Face à cette situation, le président de l’OCLEI, Moumouni Guindo, a adressé, au mois de février dernier, une correspondance au Premier ministre pour l’inviter à procéder à la déclaration de ses biens pour la nouvelle année. Ledit document, selon des sources proches de la Primature, était frappé du sceau « Pour attribution ». En terme administratif, cela signifie que l’autorité destinatrice doit s’exécuter impérativement. A en croire les mêmes sources, c’est  » ce rappel à l’ordre  » avec une telle mention du président de l’OCLEI qui a mis le feu aux poudres.

Car, même si l’OCLEI est  » une autorité administrative indépendante  » par son statut, il relève tout de même de la Primature. Donc, Dr. Boubou Cissé n’a pas apprécié qu’un de ses subalternes s’adresse à lui avec cette mention. Depuis lors, il boude l’OCLEI et y a même diligenté une mission d’inspection du contrôle Général des Services Publics.

Bien avant, rapportent nos sources, le courant ne passait pas bien entre le Premier ministre et le président de l’OCLEI, depuis la conférence de presse du 4 janvier 2020 que ce dernier a animée pour présenter son premier rapport d’activités.

Lors des échanges avec la presse, le magistrat Moumouni Guindo a relevé certains cas d’enrichissement illicite contre des fonctionnaires qui ne figuraient pas dans le rapport annuel. Mieux, ces personnes, mises en cause, seraient des membres ou des sympathisants du puissant syndicat de l’administration d’Etat dirigé par Yacouba Katilé, par ailleurs Secrétaire général de l’UNTM.

Or, il se trouvait que lors de l’entrée en fonction de l’OCLEI et, suite au mouvement de contestation du SYNTADE, pour apaiser le climat social, Dr. Boubou Cissé, alors ministre de l’Economie et des finances, celui-ci même qui définit de champ d’action de l’OCLEI, avait pris des engagements avec le syndicat afin que l’Office se montre, à l’avenir, plus clément dans sa démarche contre l’enrichissement illicite. En mettant sur la place publique les cas de ces fonctionnaires, en fournissant des indices qui favorisent leur identification par les populations, le président de l’OCLEI, selon le Premier ministre, a outrepassé ses compétences et l’a mis en délicatesse avec le SYNTADE.

Aujourd’hui, certains responsables de l’OCLEI désespèrent de l’avenir même de cette structure qui semble créer beaucoup plus de problèmes qu’elle n’en résout et du fait du management de son président qui ne semble pas faire preuve de « tact » face à certains dossiers sensibles et aux obstacles mis sur son chemin.

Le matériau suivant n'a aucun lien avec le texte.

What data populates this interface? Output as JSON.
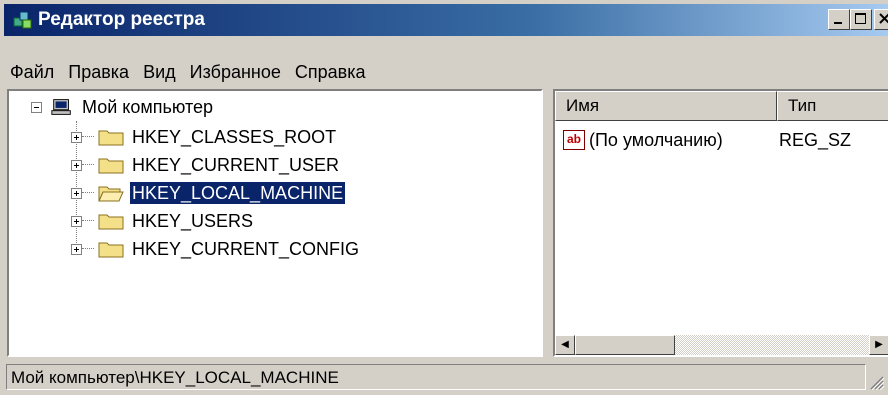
{
  "window": {
    "title": "Редактор реестра"
  },
  "menu": [
    "Файл",
    "Правка",
    "Вид",
    "Избранное",
    "Справка"
  ],
  "tree": {
    "root": "Мой компьютер",
    "keys": [
      "HKEY_CLASSES_ROOT",
      "HKEY_CURRENT_USER",
      "HKEY_LOCAL_MACHINE",
      "HKEY_USERS",
      "HKEY_CURRENT_CONFIG"
    ],
    "selected": "HKEY_LOCAL_MACHINE"
  },
  "list": {
    "columns": [
      "Имя",
      "Тип"
    ],
    "rows": [
      {
        "name": "(По умолчанию)",
        "type": "REG_SZ",
        "icon": "string-value-icon"
      }
    ]
  },
  "status": {
    "path": "Мой компьютер\\HKEY_LOCAL_MACHINE"
  },
  "colors": {
    "title_start": "#0a246a",
    "title_end": "#a6caf0",
    "selection": "#0a246a",
    "face": "#d4d0c8"
  }
}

Par rapport au premier aspect, il faut souligner le cas des membres de l’OCLEI admis à la retraite alors que leurs mandats ne sont pas achevés. L’article 14 du décret n°01-067 du 12 février 2001 est clair :  » Il ne peut être mis fin aux fonctions de membres de l’Office Central de Lutte contre l’Enrichissement illicite avant l’expiration du mandat qu’en cas de démission, de décès, de faute lourde ou d’empêchement absolu ».

Malheureusement, Moumouni Guindo a sollicité le remplacement de ces agents amenant même l’Association des procureurs et poursuivants du Mali à saisir le président de la République par rapport au cas d’une magistrate remplacée dans ces conditions. Avec tout cela, on se demande si l’OCLEI n’est pas devenu une structure à problème ?

On se rappelle que la loi portant sur sa création avait peiné même à accoucher en son temps, les députés ayant conditionné son vote à ce que leurs noms n’y figurent pas. Une position récemment justifiée par Dr. Boubou Cissé lors de la rentrée annuelle du REAO (Réseau des Entreprises d’Afrique de l’Ouest), affirmant que  » tous les députés ne gèrent pas les ressources de l’Assemblée nationale. Ils ne sont que trois ou quatre à le faire (NDRL : le président et les questeurs) « . Or, même ceux-ci ne figurent pas dans la liste des personnes assujetties. Une insuffisance qui sera, peut-être, corrigée avec la relecture de cette loi dont le processus est déjà engagé.